Answer:
The correct answer is 51.2 degree C.
Step-by-step explanation:
The standard enthalpy for H₂SO₄ (l) is -814 kJ/mole and the standard enthalpy for H₂SO₄ (aq) is -909.3 kJ/mole.
Now the dHreaction = dHf (product) - dHf (reactant)
= -909.3 - (-814)
dHreaction or q = -95.3 kJ of energy will be used for dissociating one mole of H₂SO₄.
The heat change in calorimetry can be determined by using the formula,
q = mass * specific heat capacity * change in temperature -----------(i)
Based on the given information, the density of H₂SO₄ is 1.060 g/ml
The volume of H₂SO₄ is 1 Liter
Therefore, the mass of H₂SO₄ will be, density/Volume = 1.060 g/ml / 1 × 10⁻³ ml = 1060 grams
The initial temperature given is 25.2 degrees C, or 273+25.2 = 298.2 K, let us consider the final temperature to be T₂.

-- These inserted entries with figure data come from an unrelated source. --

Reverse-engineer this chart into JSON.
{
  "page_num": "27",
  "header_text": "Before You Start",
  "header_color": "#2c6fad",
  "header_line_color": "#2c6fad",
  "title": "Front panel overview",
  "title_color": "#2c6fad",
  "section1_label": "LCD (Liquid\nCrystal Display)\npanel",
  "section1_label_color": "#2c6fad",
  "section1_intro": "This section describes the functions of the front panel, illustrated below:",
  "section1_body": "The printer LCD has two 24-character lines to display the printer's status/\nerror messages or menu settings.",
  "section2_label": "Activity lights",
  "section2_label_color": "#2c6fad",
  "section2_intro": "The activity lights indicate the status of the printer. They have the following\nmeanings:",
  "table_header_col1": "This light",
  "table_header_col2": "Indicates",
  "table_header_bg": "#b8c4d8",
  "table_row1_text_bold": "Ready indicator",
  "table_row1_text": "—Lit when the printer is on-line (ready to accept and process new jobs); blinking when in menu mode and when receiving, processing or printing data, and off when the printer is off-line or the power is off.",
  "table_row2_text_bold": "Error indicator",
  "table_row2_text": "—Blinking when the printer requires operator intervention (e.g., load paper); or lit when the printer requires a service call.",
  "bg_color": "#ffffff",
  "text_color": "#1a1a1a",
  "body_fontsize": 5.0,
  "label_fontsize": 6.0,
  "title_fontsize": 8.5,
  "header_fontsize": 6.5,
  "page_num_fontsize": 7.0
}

ΔT = T₂ -T₁ = T₂ - 298.2 K
Now putting the values in equation (i) we get,
95.3 kJ = 1060 grams × 3.458 j/gK (T₂ - 298.2 K) (the specific heat capacity of the final solution is 3.458 J/gK)
(T₂ - 298.2 K) = 95300 J / 1060 × 3.458 = 26 K
T₂ = 298.2 K + 26 K
T₂ = 324.2 K or 324.2 - 273 = 51.2 degree C.